Dans ce jugement, le plus haut tribunal canadien valide la décision d'Hydro- Québec de renvoyer une employée qui présentait de nombreux problèmes de santé physique et mentale et qui s'était absentée du travail 960 jours en sept ans.

Selon la Cour suprême, le renvoi de Manon Laverrière, qui était au service de la société d'État depuis 24 ans, était tout à fait justifié puisque l'employeur a tout tenté pour accommoder son employée.

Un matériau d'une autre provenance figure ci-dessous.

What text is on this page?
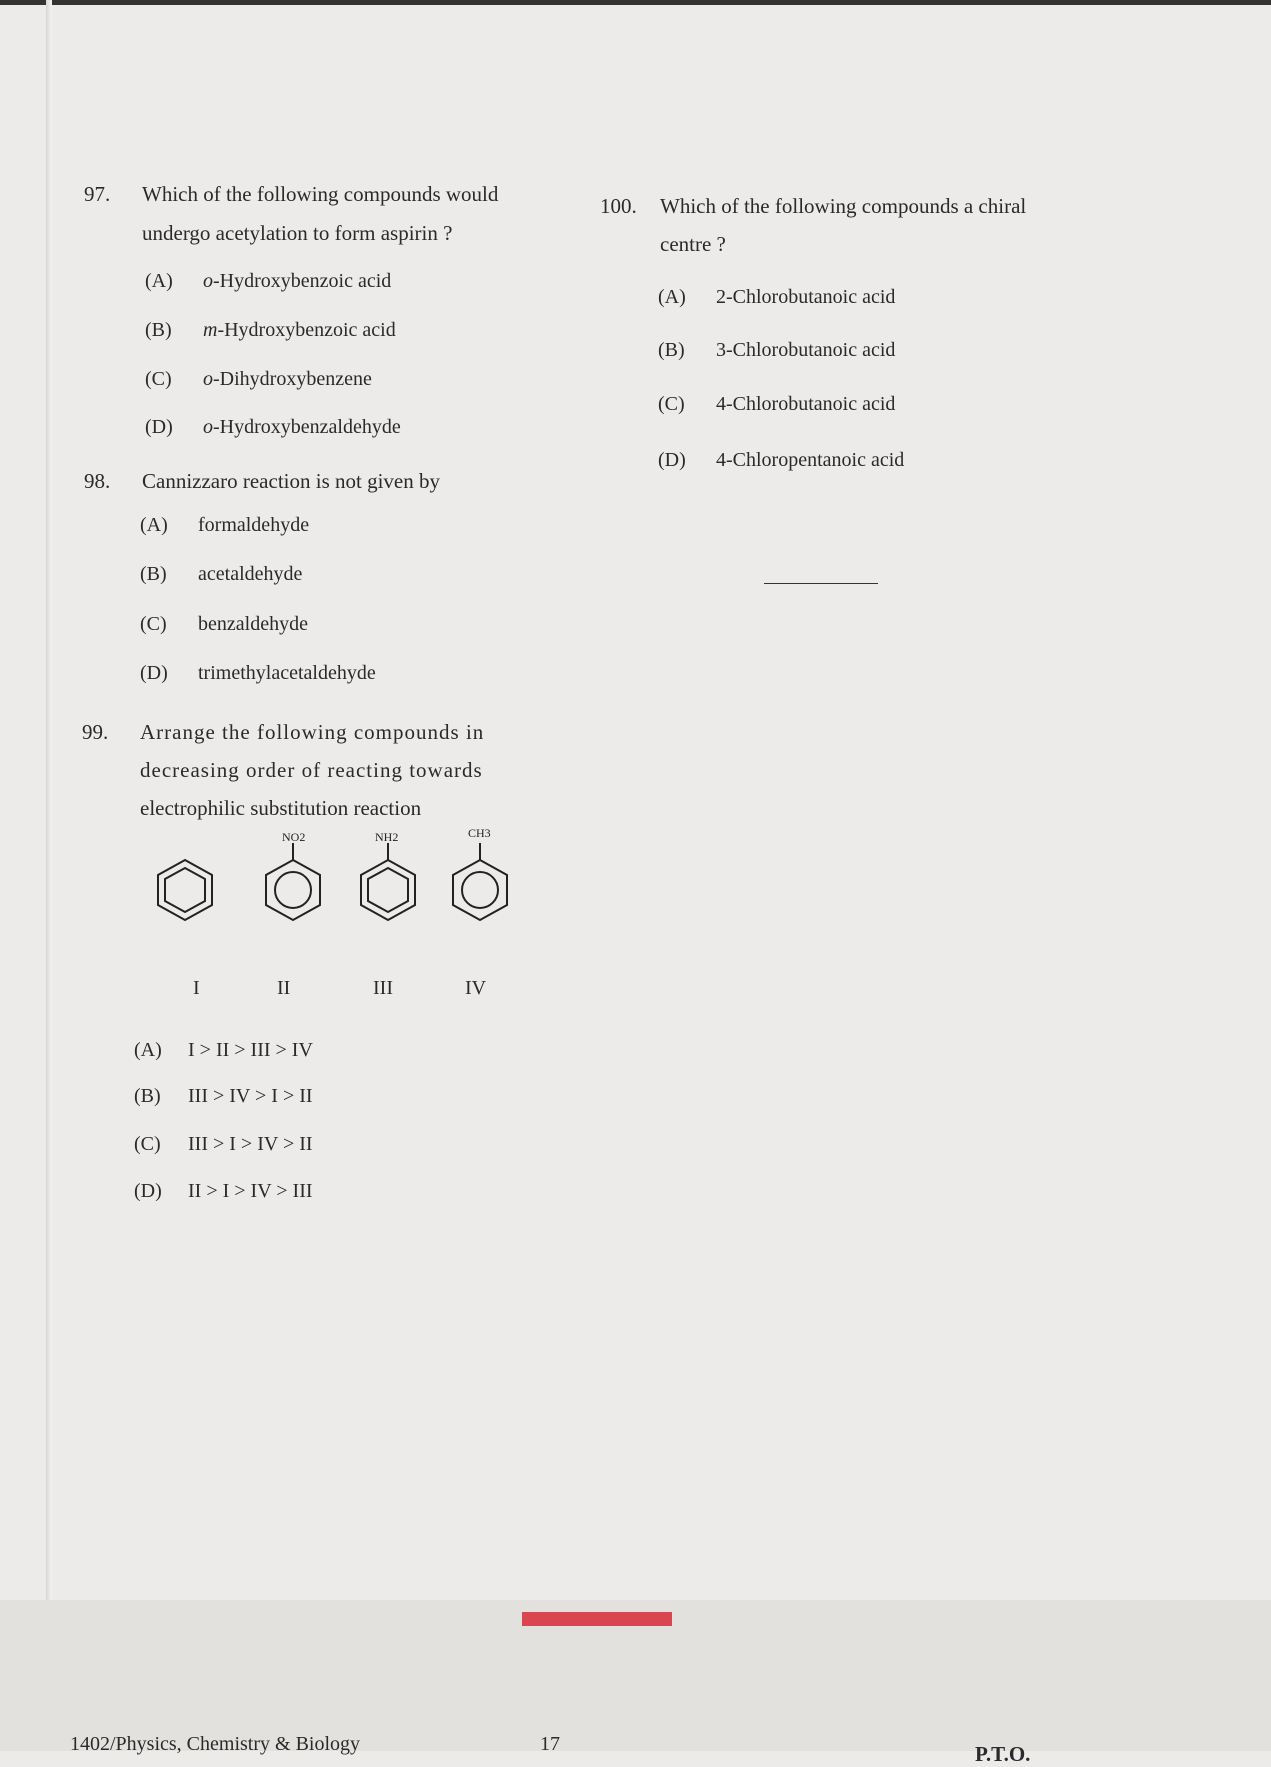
97. Which of the following compounds would
undergo acetylation to form aspirin ?
(A) o-Hydroxybenzoic acid
(B) m-Hydroxybenzoic acid
(C) o-Dihydroxybenzene
(D) o-Hydroxybenzaldehyde
98. Cannizzaro reaction is not given by
(A) formaldehyde
(B) acetaldehyde
(C) benzaldehyde
(D) trimethylacetaldehyde
99. Arrange the following compounds in
decreasing order of reacting towards
electrophilic substitution reaction
NO2	NH2	CH3
I	II	III	IV
(A) I > II > III > IV
(B) III > IV > I > II
(C) III > I > IV > II
(D) II > I > IV > III
100. Which of the following compounds a chiral
centre ?
(A) 2-Chlorobutanoic acid
(B) 3-Chlorobutanoic acid
(C) 4-Chlorobutanoic acid
(D) 4-Chloropentanoic acid
1402/Physics, Chemistry & Biology	17	P.T.O.
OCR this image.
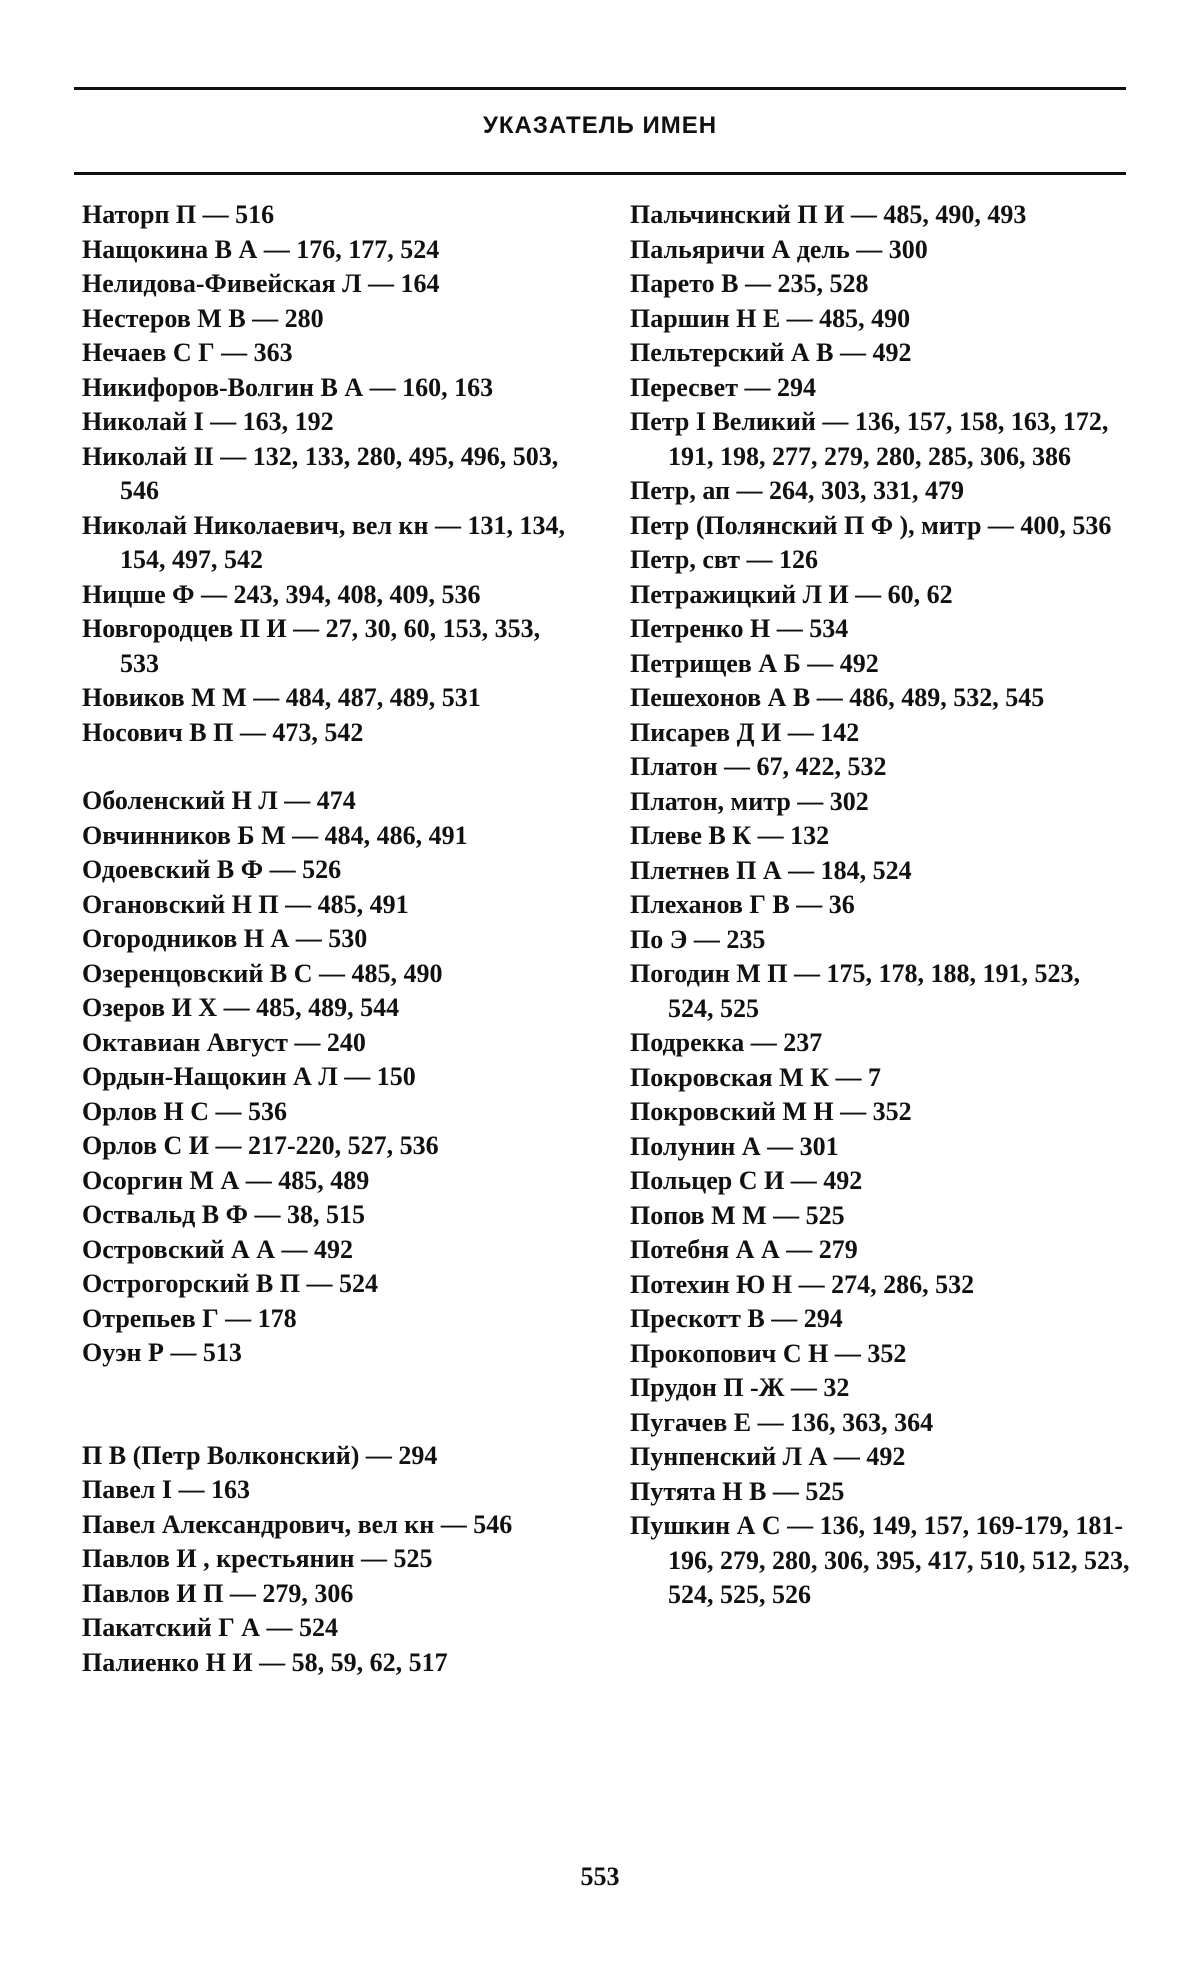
УКАЗАТЕЛЬ ИМЕН
Наторп П — 516
Нащокина В А — 176, 177, 524
Нелидова-Фивейская Л — 164
Нестеров М В — 280
Нечаев С Г — 363
Никифоров-Волгин В А — 160, 163
Николай I — 163, 192
Николай II — 132, 133, 280, 495, 496, 503, 546
Николай Николаевич, вел кн — 131, 134, 154, 497, 542
Ницше Ф — 243, 394, 408, 409, 536
Новгородцев П И — 27, 30, 60, 153, 353, 533
Новиков М М — 484, 487, 489, 531
Носович В П — 473, 542
Оболенский Н Л — 474
Овчинников Б М — 484, 486, 491
Одоевский В Ф — 526
Огановский Н П — 485, 491
Огородников Н А — 530
Озеренцовский В С — 485, 490
Озеров И Х — 485, 489, 544
Октавиан Август — 240
Ордын-Нащокин А Л — 150
Орлов Н С — 536
Орлов С И — 217-220, 527, 536
Осоргин М А — 485, 489
Оствальд В Ф — 38, 515
Островский А А — 492
Острогорский В П — 524
Отрепьев Г — 178
Оуэн Р — 513
П В (Петр Волконский) — 294
Павел I — 163
Павел Александрович, вел кн — 546
Павлов И , крестьянин — 525
Павлов И П — 279, 306
Пакатский Г А — 524
Палиенко Н И — 58, 59, 62, 517
Пальчинский П И — 485, 490, 493
Пальяричи А дель — 300
Парето В — 235, 528
Паршин Н Е — 485, 490
Пельтерский А В — 492
Пересвет — 294
Петр I Великий — 136, 157, 158, 163, 172, 191, 198, 277, 279, 280, 285, 306, 386
Петр, ап — 264, 303, 331, 479
Петр (Полянский П Ф ), митр — 400, 536
Петр, свт — 126
Петражицкий Л И — 60, 62
Петренко Н — 534
Петрищев А Б — 492
Пешехонов А В — 486, 489, 532, 545
Писарев Д И — 142
Платон — 67, 422, 532
Платон, митр — 302
Плеве В К — 132
Плетнев П А — 184, 524
Плеханов Г В — 36
По Э — 235
Погодин М П — 175, 178, 188, 191, 523, 524, 525
Подрекка — 237
Покровская М К — 7
Покровский М Н — 352
Полунин А — 301
Польцер С И — 492
Попов М М — 525
Потебня А А — 279
Потехин Ю Н — 274, 286, 532
Прескотт В — 294
Прокопович С Н — 352
Прудон П -Ж — 32
Пугачев Е — 136, 363, 364
Пунпенский Л А — 492
Путята Н В — 525
Пушкин А С — 136, 149, 157, 169-179, 181-196, 279, 280, 306, 395, 417, 510, 512, 523, 524, 525, 526
553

Avant de la congédier, Hydro avait tenté d'ajuster à plusieurs reprises ses conditions d'emploi en réaménageant son espace, en lui offrant de travailler à temps partiel ou de faire des tâches plus légères. Aucune des mesures mises en place n'avait amélioré la situation de manière durable.

L'entreprise avait en outre obtenu une évaluation psychiatrique indiquant que les chances que l'employée puisse un jour recommencer à offrir un service régulier et raisonnable étaient minces. Au moment de son renvoi, la plaignante n'avait pas mis les pieds au bureau depuis six mois.

«Il s'agit d'un pas en arrière pour les droits des handicapés», a déclaré au Journal de Montréal, Richard Lavigne de la Confédération des organismes de personnes handicapées du Québec.

Selon lui, le jugement de la Cour suprême met le fardeau de la preuve sur les épaules de l'employé plutôt que sur celles de l'employeur.

«Un employeur n'aura qu'à prétendre qu'il a tout tenté pour maintenir un employé inapte au travail en poste, soutient-il. Un simple employé n'a pas les moyens financiers de se battre devant les tribunaux, surtout s'il se bat contre un géant de la taille d'Hydro-Québec.»

La décision de l'employeur avait été contestée par le syndicat de l'employée, affilié au Syndicat canadien de la fonction publique (SCFP), et qui soutenait que la plaignante pourrait effectuer correctement son travail si on "éliminait tous les stresseurs" qui l'affectaient, y compris ceux découlant de sa vie familiale. Cela aurait cependant nécessité un changement complet de son milieu de travail.